Raneece Buddan is a Jamaican visual artist who resides in Treaty 6 territory, Amiswaciwâskahikan (Edmonton). She immigrated to Canada in 2015 and completed her BFA in Art and Design with Distinction at the University of Alberta in 2020. 
Raneece’s artwork has been exhibited throughout Alberta and internationally through Artsy and in New York and Vermont. She has completed Artist Residencies in Edmonton, Alberta, Salem, New York and most recently in Mandelieu-La-Napoule, France.
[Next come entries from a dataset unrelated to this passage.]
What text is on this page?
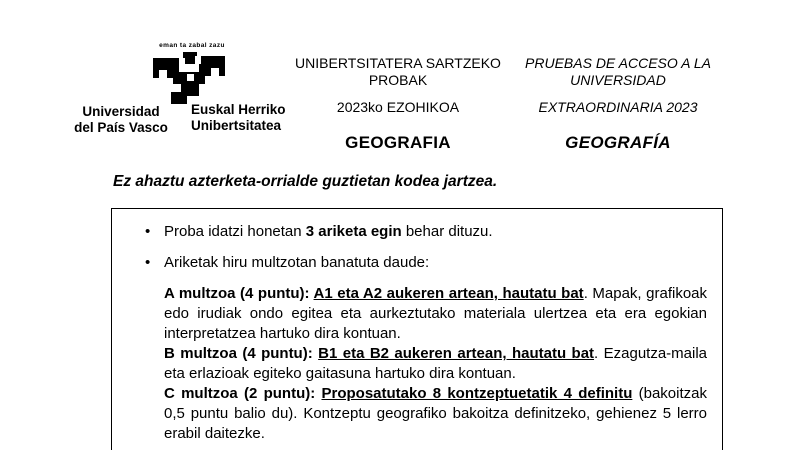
eman ta zabal zazu
Universidad
del País Vasco
Euskal Herriko
Unibertsitatea
UNIBERTSITATERA SARTZEKO
PROBAK
2023ko EZOHIKOA
GEOGRAFIA
PRUEBAS DE ACCESO A LA
UNIVERSIDAD
EXTRAORDINARIA 2023
GEOGRAFÍA
Ez ahaztu azterketa-orrialde guztietan kodea jartzea.
•
Proba idatzi honetan 3 ariketa egin behar dituzu.
•
Ariketak hiru multzotan banatuta daude:

A multzoa (4 puntu): A1 eta A2 aukeren artean, hautatu bat. Mapak, grafikoak edo irudiak ondo egitea eta aurkeztutako materiala ulertzea eta era egokian interpretatzea hartuko dira kontuan.

B multzoa (4 puntu): B1 eta B2 aukeren artean, hautatu bat. Ezagutza-maila eta erlazioak egiteko gaitasuna hartuko dira kontuan.

C multzoa (2 puntu): Proposatutako 8 kontzeptuetatik 4 definitu (bakoitzak 0,5 puntu balio du). Kontzeptu geografiko bakoitza definitzeko, gehienez 5 lerro erabil daitezke.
Rihab Essayh was born in Morocco and raised in Tiohtià:ke/ Montreal, and is an interdisciplinary artist whose large-scale, immersive installations create spaces of slowing down and softening. Her practice is informed by her ethos of soft futurism; a sensibility that uncompromisingly imagines new and equitable futures that identifies vulnerability and interdependence as pillars of collective liberation and wellbeing. She completed her MFA at the University of Guelph in 2022.

Emily Riddle (Okimâw Pipikwan Iskwêw) is Nehiyaw and a member of the Alexander First Nation (Kipohtakaw). She is a writer and textile artist based in Amisko Waciw Wâskahikan (Edmonton, Canada). In 2022, she released her first full length poetry collection, The Big Melt which won the Griffin Poetry Prize Canadian first book award. Her textile work is about the intersection of expansive ecosystem of Nehiyaw worldview, navigating institutions in the age of ‘reconciliation’, and Indigenous histories of the prairies. Emily Riddle is a dedicated Treaty 6 Descendant and a semi-dedicated Edmonton Oilers fan.
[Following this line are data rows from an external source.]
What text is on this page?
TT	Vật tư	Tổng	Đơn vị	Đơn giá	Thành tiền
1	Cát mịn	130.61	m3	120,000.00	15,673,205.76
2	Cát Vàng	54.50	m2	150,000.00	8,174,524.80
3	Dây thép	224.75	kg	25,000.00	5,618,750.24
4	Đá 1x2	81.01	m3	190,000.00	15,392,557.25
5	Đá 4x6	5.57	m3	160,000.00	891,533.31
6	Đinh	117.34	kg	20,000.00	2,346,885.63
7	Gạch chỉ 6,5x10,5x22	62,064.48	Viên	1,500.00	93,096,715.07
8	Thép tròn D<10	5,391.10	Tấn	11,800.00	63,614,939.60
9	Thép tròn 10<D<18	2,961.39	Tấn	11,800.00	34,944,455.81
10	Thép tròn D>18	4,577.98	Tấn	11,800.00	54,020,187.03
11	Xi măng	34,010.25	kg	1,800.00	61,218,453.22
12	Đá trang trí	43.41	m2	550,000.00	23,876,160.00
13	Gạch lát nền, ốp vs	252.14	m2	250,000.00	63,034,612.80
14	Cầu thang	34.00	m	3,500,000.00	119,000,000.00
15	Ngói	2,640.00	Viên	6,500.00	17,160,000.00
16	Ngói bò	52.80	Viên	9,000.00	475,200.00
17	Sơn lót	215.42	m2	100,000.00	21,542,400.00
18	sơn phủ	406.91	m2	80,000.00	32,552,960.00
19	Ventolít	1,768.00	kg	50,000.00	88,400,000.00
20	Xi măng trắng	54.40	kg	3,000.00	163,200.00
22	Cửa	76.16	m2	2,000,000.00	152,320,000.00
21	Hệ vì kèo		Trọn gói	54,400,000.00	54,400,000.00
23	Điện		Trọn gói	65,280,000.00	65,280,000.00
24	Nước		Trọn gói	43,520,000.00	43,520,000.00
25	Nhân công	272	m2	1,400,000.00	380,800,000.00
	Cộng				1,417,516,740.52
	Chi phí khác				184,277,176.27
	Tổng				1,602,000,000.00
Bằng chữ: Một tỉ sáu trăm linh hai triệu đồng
Faith Goodman is a mixed media artist from Toledo Ohio. Her work dissects the definition of race within American society through the lens of stereotypes, caricature, and Western European imagery.
Juxtaposing the Black minstrel figure with Western iconography, Goodman sets out to create unusual  and sensual pieces that tackle the feeling of being caught between two races. Her work deals with themes of isolation, religion, and ingrained identity. 
Goodman  completed her MFA at the Columbus College of Art & Design and obtained her BFA at the University of Toledo. Her work has been exhibited in Ohio, West Virginia, and Pennsylvania. 
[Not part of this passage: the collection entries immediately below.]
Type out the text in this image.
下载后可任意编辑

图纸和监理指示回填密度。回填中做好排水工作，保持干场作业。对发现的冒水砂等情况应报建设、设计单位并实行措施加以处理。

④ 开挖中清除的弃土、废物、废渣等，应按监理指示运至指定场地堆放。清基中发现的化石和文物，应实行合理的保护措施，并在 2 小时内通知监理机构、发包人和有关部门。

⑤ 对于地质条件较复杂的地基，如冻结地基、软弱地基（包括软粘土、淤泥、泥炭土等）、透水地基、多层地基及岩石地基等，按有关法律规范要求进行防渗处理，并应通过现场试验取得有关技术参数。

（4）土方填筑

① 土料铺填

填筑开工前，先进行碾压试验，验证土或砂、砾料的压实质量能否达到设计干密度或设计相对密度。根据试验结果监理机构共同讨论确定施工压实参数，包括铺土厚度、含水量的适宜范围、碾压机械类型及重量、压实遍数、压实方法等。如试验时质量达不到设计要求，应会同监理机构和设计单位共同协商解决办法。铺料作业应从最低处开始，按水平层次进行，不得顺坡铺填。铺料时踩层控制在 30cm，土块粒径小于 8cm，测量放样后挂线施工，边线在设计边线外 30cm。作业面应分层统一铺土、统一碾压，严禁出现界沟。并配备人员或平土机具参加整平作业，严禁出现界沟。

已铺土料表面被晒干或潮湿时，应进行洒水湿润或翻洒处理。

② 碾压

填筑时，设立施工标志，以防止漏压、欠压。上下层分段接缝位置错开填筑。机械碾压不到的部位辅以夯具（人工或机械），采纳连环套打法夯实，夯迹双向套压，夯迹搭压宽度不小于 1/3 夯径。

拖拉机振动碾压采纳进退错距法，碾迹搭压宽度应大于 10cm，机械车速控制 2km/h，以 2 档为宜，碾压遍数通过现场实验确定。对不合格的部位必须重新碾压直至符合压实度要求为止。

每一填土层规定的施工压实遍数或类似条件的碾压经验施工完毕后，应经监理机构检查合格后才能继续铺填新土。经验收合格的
Kiona Callihoo Ligtvoet (she/her) is a multidisciplinary artist practicing in amiskwaciwâskahikan on Treaty 6 Territory. She grew up West of the city near the hamlet of Calahoo where she lived with her relatives on scrip land. Her family lines are Cree and Métis descending from Michel First Nation, as well as Dutch and mixed European. 
Kiona works in painting, printmaking, and drawing, recollecting personal stories of grief and tenderness. Her practice uses a non-linear telling of her memories through narrative work as a form of diaristic archiving. It draws from feelings of loss and enfranchisement, but also from deep belly laughter, and a gentle fondness for where the histories between herself and her family overlap and disperse.
Working alongside other artists in initiatives of community care, Kiona co-organizes Making Space in partnership with Sanaa Humayun. She likes visiting her moshom on the farm, and gossiping with her mom, relatives, and friends on the prairies.

Sanaa Humayun (she/her) an artist, writer, & curator, living and working in Hamilton, ON. Her practice thinks about non-narrative story telling, secret keeping, and play and joy as acts of resistance. She primarily works in textile and paint, and is an avid weaver. Her curatorial practice considers how curatorial frameworks can be reconsidered to prioritise care and reciprocity. She is passionate about fostering community, through means of food, laughter, and an unapologetic love of gossip. 
Along with Kiona Callihoo Ligtvoet, Sanaa co-organizes Making Space – a peer mentorship group for early-career BIPOC artists. She likes to laugh a little too loudly with her friends in public places.